Not last night but the night before, I felt the Avett Brothers perform. And that sounds stupid and contrived, but there's no other way for me to put it. I was there, and my aunt was dancing--really dancing--beside me, and everyone was standing, and on stage a man with glasses was playing a cello. And that last part is important, because I've never seen a person be on a stage the way this man was being on a stage. I felt him as he felt my aunt dance. I felt him as he felt my hair, still wet from showering, beat against my back when I swayed. I felt him as he felt people watching him from every crook of the amphitheater. I felt him as he felt his bandmates sweat and sing. This man with the cello was not performing, he was being, and in that there was revolution.
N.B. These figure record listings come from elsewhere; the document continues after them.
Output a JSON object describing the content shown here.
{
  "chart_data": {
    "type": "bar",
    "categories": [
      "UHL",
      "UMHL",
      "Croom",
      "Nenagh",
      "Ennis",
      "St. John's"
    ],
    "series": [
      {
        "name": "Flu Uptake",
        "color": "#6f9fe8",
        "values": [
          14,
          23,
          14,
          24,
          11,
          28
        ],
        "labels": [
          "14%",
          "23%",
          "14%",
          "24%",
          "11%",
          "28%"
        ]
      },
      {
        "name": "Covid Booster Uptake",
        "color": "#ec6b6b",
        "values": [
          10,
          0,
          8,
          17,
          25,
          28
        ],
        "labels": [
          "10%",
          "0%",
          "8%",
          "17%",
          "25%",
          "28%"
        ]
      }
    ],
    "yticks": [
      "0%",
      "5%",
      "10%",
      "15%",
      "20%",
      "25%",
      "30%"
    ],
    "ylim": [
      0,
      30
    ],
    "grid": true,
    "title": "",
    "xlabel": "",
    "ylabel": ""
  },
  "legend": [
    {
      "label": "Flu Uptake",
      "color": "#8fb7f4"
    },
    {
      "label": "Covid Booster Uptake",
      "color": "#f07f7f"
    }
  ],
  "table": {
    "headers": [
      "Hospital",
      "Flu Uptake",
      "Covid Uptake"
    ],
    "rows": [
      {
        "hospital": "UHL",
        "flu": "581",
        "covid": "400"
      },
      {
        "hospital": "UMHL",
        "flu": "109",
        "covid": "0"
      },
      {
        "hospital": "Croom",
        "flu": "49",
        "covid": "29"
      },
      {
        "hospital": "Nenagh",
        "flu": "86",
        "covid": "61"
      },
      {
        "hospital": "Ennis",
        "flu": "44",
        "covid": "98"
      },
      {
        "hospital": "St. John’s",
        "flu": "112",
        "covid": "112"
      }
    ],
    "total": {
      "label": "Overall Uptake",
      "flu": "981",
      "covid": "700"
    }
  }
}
In his An Actor Prepares, Stanislavski discusses how in order to captivate an audience, an actor must be on stage in his most natural state; he teaches that when one is on stage she must remember to simply be. And that was what this cellist did. This was not a concert, it was an exchange. An exchange of music, of respect, of a desire to feel and be felt.

Avett Brothers concert 7.8.16
For a long time, I performed on YOUTH. Sometimes, my performances—my posts—were pure and true and felt and were felt. Other times, though, I put on gimmicks and what I wrote or what I photographed was more entertainment than art. And I struggled with this. My creation for YOUTH did not fuel me in the same way that other types of creation fueled me, so I stopped. I spent some time backstage. I worked on other stuff. And in the past months what I’ve realized is that intermissions are important. To nurture a desire for creation, healing is necessary. Before, I did not understand how to simply be on stage the way the cellist for the Avett Brothers is on stage. Yes, before, I was so focused on being felt that I did not try to feel.

Intermission is over. YOUTH will be different, so know this. Expect this. YOUTH will be closer. It will be more like this cellist for the Avett Brothers. It will be an exchange of love, of respect, of a desire to feel and be felt. And in that, there is revolution.